Roughly about one teaspoon or approximately 35ml per limb. Most bottles are only 200ml, which should last just a few days if applied and reapplied properly.
Is the SPF in your make-up enough for your face?
No – you should be using a minimum of SPF30 on your face, applied every two to three hours. Relying on getting this solely from make-up is unrealistic, particularly if make-up is not reapplied throughout the day, which is often the case. In addition seek shade, wear a hat and sunglasses
What does water resistant actually mean?
Water resistant sunscreens have a rating between 40 and 80, which indicates how long it remains effective whilst swimming or sweating – this means that after 40 or 80 minutes of swimming or sweating, sunscreen should be reapplied.
Do once-a-day sunscreens actually work?
Over the course of a day, sunscreen can easily be washed off or wiped away. This doesn’t mean that once-a-day sunscreens don’t work, but they should be reapplied every two to three hours and more often after being in the water and when doing physical activity.
What should you look out for on a bottle of sun cream?
SPF - SPF15 or lower won’t offer enough protection – use 30 as a minimum.

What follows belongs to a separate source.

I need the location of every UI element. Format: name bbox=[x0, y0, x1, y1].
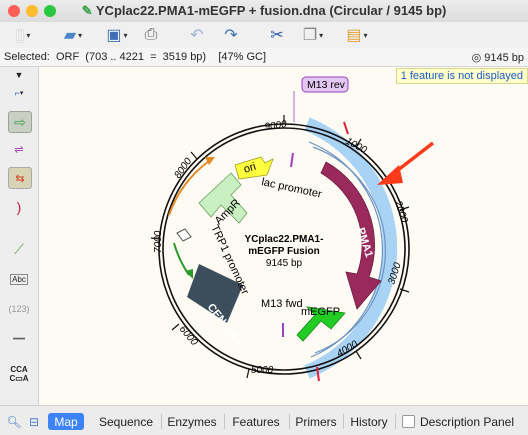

Water and Sweat Resistant - A water resistant sunscreen will adhere to the skin if you’re in and out of the pool, but bear in mind, all sunscreens need to be reapplied frequently.

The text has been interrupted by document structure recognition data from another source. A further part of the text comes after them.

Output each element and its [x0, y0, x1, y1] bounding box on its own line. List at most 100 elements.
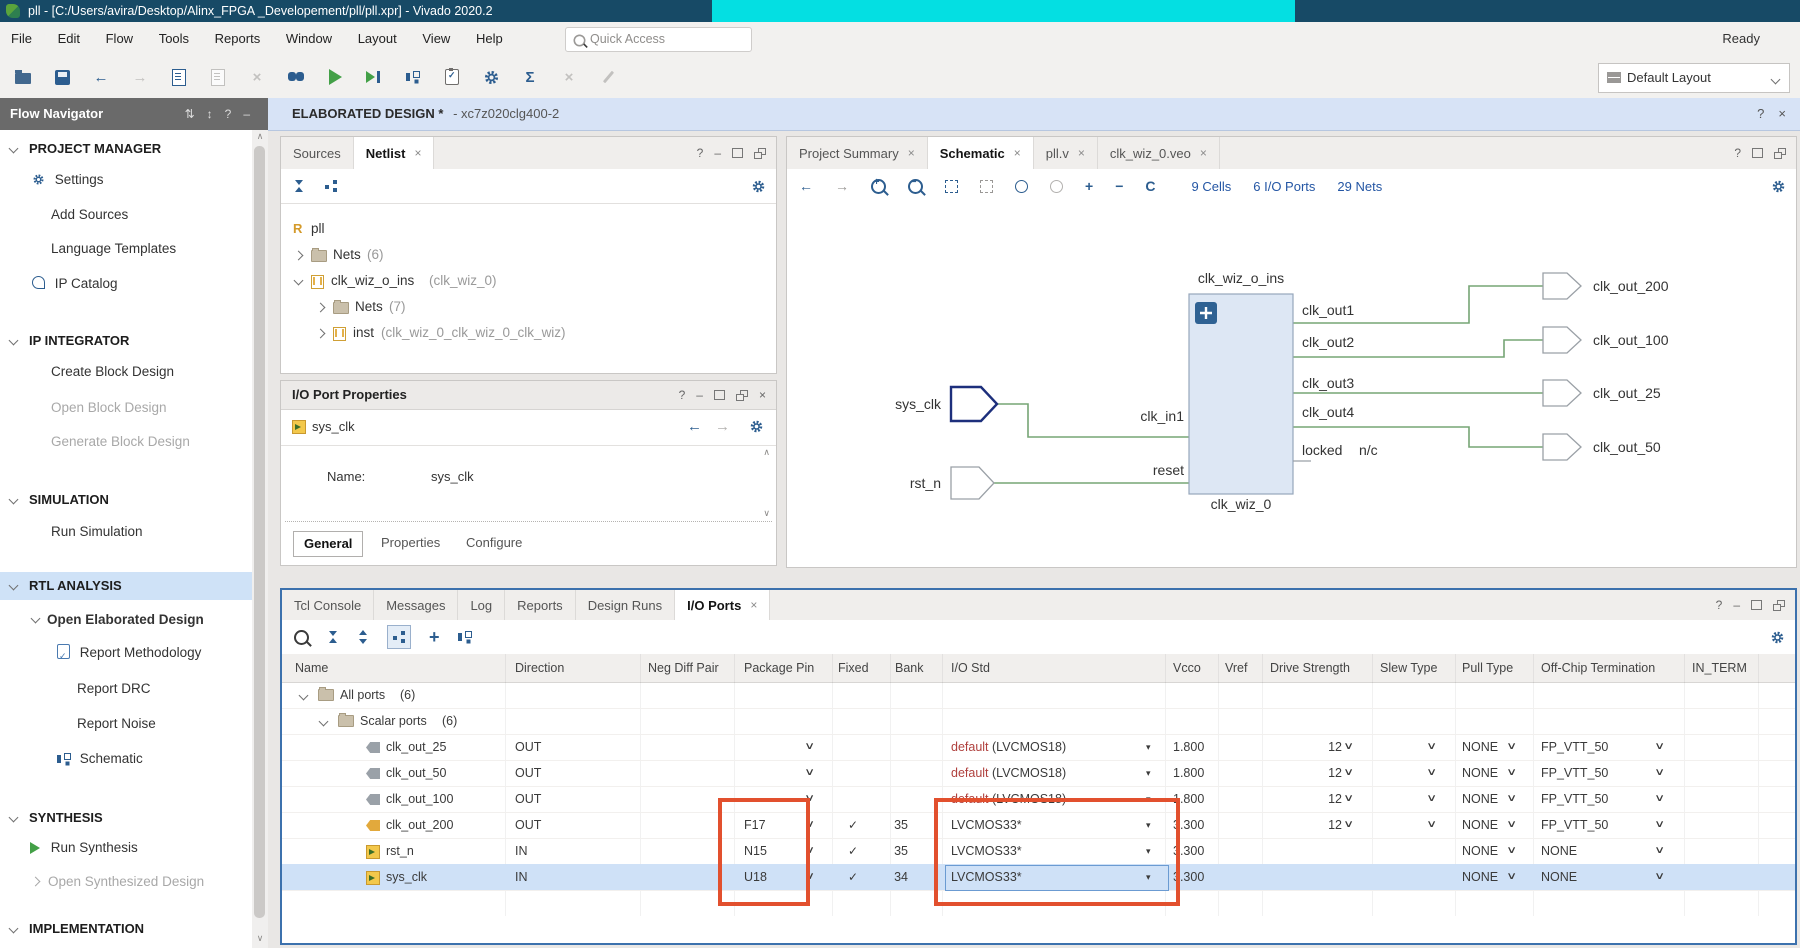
menu-window[interactable]: Window	[275, 22, 343, 56]
tab-io-ports[interactable]: I/O Ports×	[675, 590, 770, 620]
schematic-view-icon[interactable]	[325, 180, 337, 192]
tab-pll-v[interactable]: pll.v×	[1034, 137, 1098, 169]
close-icon[interactable]: ×	[1078, 138, 1085, 169]
cells-link[interactable]: 9 Cells	[1192, 179, 1232, 194]
dropdown-icon[interactable]: ▾	[1146, 760, 1151, 786]
section-synthesis[interactable]: SYNTHESIS	[0, 805, 252, 831]
tree-item-inst[interactable]: inst (clk_wiz_0_clk_wiz_0_clk_wiz)	[281, 321, 776, 345]
chevron-right-icon[interactable]	[316, 303, 326, 313]
tree-item-nets-7[interactable]: Nets (7)	[281, 295, 776, 319]
tab-messages[interactable]: Messages	[374, 590, 458, 620]
scroll-down-icon[interactable]: ∨	[763, 508, 770, 519]
col-io-std[interactable]: I/O Std	[951, 654, 990, 682]
tree-item-nets-6[interactable]: Nets (6)	[281, 243, 776, 267]
col-drive-strength[interactable]: Drive Strength	[1270, 654, 1350, 682]
expand-cone-icon[interactable]: +	[1085, 178, 1093, 194]
menu-file[interactable]: File	[0, 22, 43, 56]
fixed-checkmark[interactable]: ✓	[848, 812, 858, 838]
copy-icon[interactable]	[170, 68, 188, 86]
dropdown-icon[interactable]: ∨	[1506, 864, 1517, 890]
panel-settings-gear-icon[interactable]	[749, 419, 764, 437]
float-icon[interactable]	[1774, 148, 1786, 159]
col-neg-diff-pair[interactable]: Neg Diff Pair	[648, 654, 719, 682]
sidebar-item-run-synthesis[interactable]: Run Synthesis	[30, 836, 138, 860]
sidebar-item-open-synthesized-design[interactable]: Open Synthesized Design	[32, 870, 204, 894]
search-icon[interactable]	[294, 630, 309, 645]
dropdown-icon[interactable]: ∨	[1343, 760, 1354, 786]
minimize-icon[interactable]: –	[714, 146, 721, 160]
table-row-clk-out-25[interactable]: clk_out_25 OUT ∨ default (LVCMOS18) ▾ 1.…	[282, 734, 1795, 761]
menu-layout[interactable]: Layout	[347, 22, 408, 56]
forward-icon[interactable]: →	[835, 178, 849, 194]
group-row-all-ports[interactable]: All ports (6)	[282, 682, 1795, 709]
chevron-right-icon[interactable]	[316, 329, 326, 339]
paste-icon[interactable]	[209, 68, 227, 86]
tab-sources[interactable]: Sources	[281, 137, 354, 169]
collapse-all-icon[interactable]	[293, 180, 305, 192]
next-object-icon[interactable]: →	[715, 409, 730, 445]
redo-icon[interactable]: →	[131, 68, 149, 86]
nets-link[interactable]: 29 Nets	[1337, 179, 1382, 194]
section-implementation[interactable]: IMPLEMENTATION	[0, 916, 252, 942]
maximize-icon[interactable]	[714, 390, 725, 400]
sum-icon[interactable]: Σ	[521, 68, 539, 86]
panel-settings-gear-icon[interactable]	[1770, 620, 1785, 654]
minimize-icon[interactable]: –	[243, 98, 250, 130]
col-in-term[interactable]: IN_TERM	[1692, 654, 1747, 682]
col-slew-type[interactable]: Slew Type	[1380, 654, 1437, 682]
zoom-out-icon[interactable]: −	[908, 179, 923, 194]
help-icon[interactable]: ?	[1734, 146, 1741, 160]
col-fixed[interactable]: Fixed	[838, 654, 869, 682]
schematic-canvas[interactable]: clk_wiz_o_ins clk_wiz_0 sys_clk r	[787, 203, 1796, 567]
col-package-pin[interactable]: Package Pin	[744, 654, 814, 682]
sidebar-item-open-elaborated-design[interactable]: Open Elaborated Design	[32, 608, 204, 632]
port-sys-clk[interactable]	[951, 387, 997, 421]
io-ports-link[interactable]: 6 I/O Ports	[1253, 179, 1315, 194]
quick-access-search[interactable]: Quick Access	[565, 27, 752, 52]
sidebar-item-report-methodology[interactable]: Report Methodology	[57, 641, 201, 665]
menu-reports[interactable]: Reports	[204, 22, 272, 56]
help-icon[interactable]: ?	[679, 388, 686, 402]
report-icon[interactable]	[443, 68, 461, 86]
schematic-icon[interactable]	[458, 631, 472, 643]
maximize-icon[interactable]	[1752, 148, 1763, 158]
section-project-manager[interactable]: PROJECT MANAGER	[0, 136, 252, 162]
dropdown-icon[interactable]: ▾	[1146, 734, 1151, 760]
sidebar-item-settings[interactable]: Settings	[32, 168, 104, 192]
dropdown-icon[interactable]: ∨	[1654, 786, 1665, 812]
close-icon[interactable]: ×	[908, 138, 915, 169]
dropdown-icon[interactable]: ∨	[1343, 812, 1354, 838]
close-icon[interactable]: ×	[1014, 138, 1021, 169]
menu-tools[interactable]: Tools	[148, 22, 200, 56]
edit-icon[interactable]	[599, 68, 617, 86]
settings-gear-icon[interactable]	[482, 68, 500, 86]
col-direction[interactable]: Direction	[515, 654, 564, 682]
fixed-checkmark[interactable]: ✓	[848, 864, 858, 890]
dropdown-icon[interactable]: ∨	[1654, 864, 1665, 890]
zoom-in-icon[interactable]: +	[871, 179, 886, 194]
minimize-icon[interactable]: –	[1733, 598, 1740, 612]
table-row-clk-out-50[interactable]: clk_out_50 OUT ∨ default (LVCMOS18) ▾ 1.…	[282, 760, 1795, 787]
col-vref[interactable]: Vref	[1225, 654, 1247, 682]
dropdown-icon[interactable]: ∨	[1343, 786, 1354, 812]
tab-reports[interactable]: Reports	[505, 590, 576, 620]
scroll-up-icon[interactable]: ∧	[763, 447, 770, 458]
float-icon[interactable]	[1773, 600, 1785, 611]
dropdown-icon[interactable]: ∨	[804, 734, 815, 760]
add-ports-icon[interactable]: +	[429, 627, 440, 648]
regenerate-icon[interactable]: C	[1145, 178, 1155, 194]
maximize-icon[interactable]	[732, 148, 743, 158]
tab-general[interactable]: General	[293, 531, 363, 557]
dropdown-icon[interactable]: ∨	[1506, 838, 1517, 864]
dropdown-icon[interactable]: ∨	[1654, 734, 1665, 760]
port-clk-out-50[interactable]	[1543, 434, 1581, 460]
panel-settings-gear-icon[interactable]	[751, 169, 766, 203]
fixed-checkmark[interactable]: ✓	[848, 838, 858, 864]
dropdown-icon[interactable]: ∨	[804, 760, 815, 786]
maximize-icon[interactable]	[1751, 600, 1762, 610]
sidebar-item-add-sources[interactable]: Add Sources	[51, 203, 128, 227]
help-icon[interactable]: ?	[697, 146, 704, 160]
minimize-icon[interactable]: –	[696, 388, 703, 402]
sidebar-item-open-block-design[interactable]: Open Block Design	[51, 396, 167, 420]
sidebar-item-report-noise[interactable]: Report Noise	[77, 712, 156, 736]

Active Ingredients - Look for anything with the words: oxybenzone, avobenzone, octisalate, octocrylene, homosalate and octinoxate. These ingredients are designed to absorb or reflect rays. Some sunscreens do not include any of these substances, instead they’re packed with elements to ensure the sunscreen smells nice and feels luxurious, but it’s not protecting the skin.
Broad Spectrum - This guarantees the sunscreem is shielding you from UVA rays (which cause ageing and can penetrate clouds and windows) and UVB rays (which burn the skin and can cause cancer).
Expiry Dates - They matter. It’s great to be organised and purchase your sunscreen the year before, but it does have an expiry date and won’t work efficiently after it expires.
Creams vs Sprays - Sprays are designed to be quick and easy, allowing you to spray and go without getting your hands dirty, but they don’t always offer the best protection as it’s difficult to tell how much you’ve used. A cream is usually thoroughly rubbed into the body and you can squeeze out the desired amount.
Is there a big difference between SPF30 and 50?
An SPF 50 will block 98% of sunburn rays, whereas an SPF 25 will block 96%, so it’s not as straightforward as simply doubling the protection.
Any tips for those with sensitive skin?
Avoid perfumed products and those containing parabens. For prickly heat sufferers, it might not just be the temperature exacerbating your rash – if your SPF contains mineral oils it may well be worsening your condition.
What about those with acne?
Look out for sunscreens that don’t clog your pores and cause further irritation or blemishes.
Is it worth splurging on more expensive sun creams?
An SPF that costs a few dollars will be just as effective as a product with the same SPF that’s five times the price. If you’re splurging on sunscreen you’re not paying for a higher quality SPF but the other ingredients such as texture, fragrance or brand appeal.
It’s worth noting you should be wearing a lightweight SPF when you’re flying. When you’re on a plane, you’re around 30,000 miles closer to the sun, so think of the damage that can do, especially if you’re sat by a window.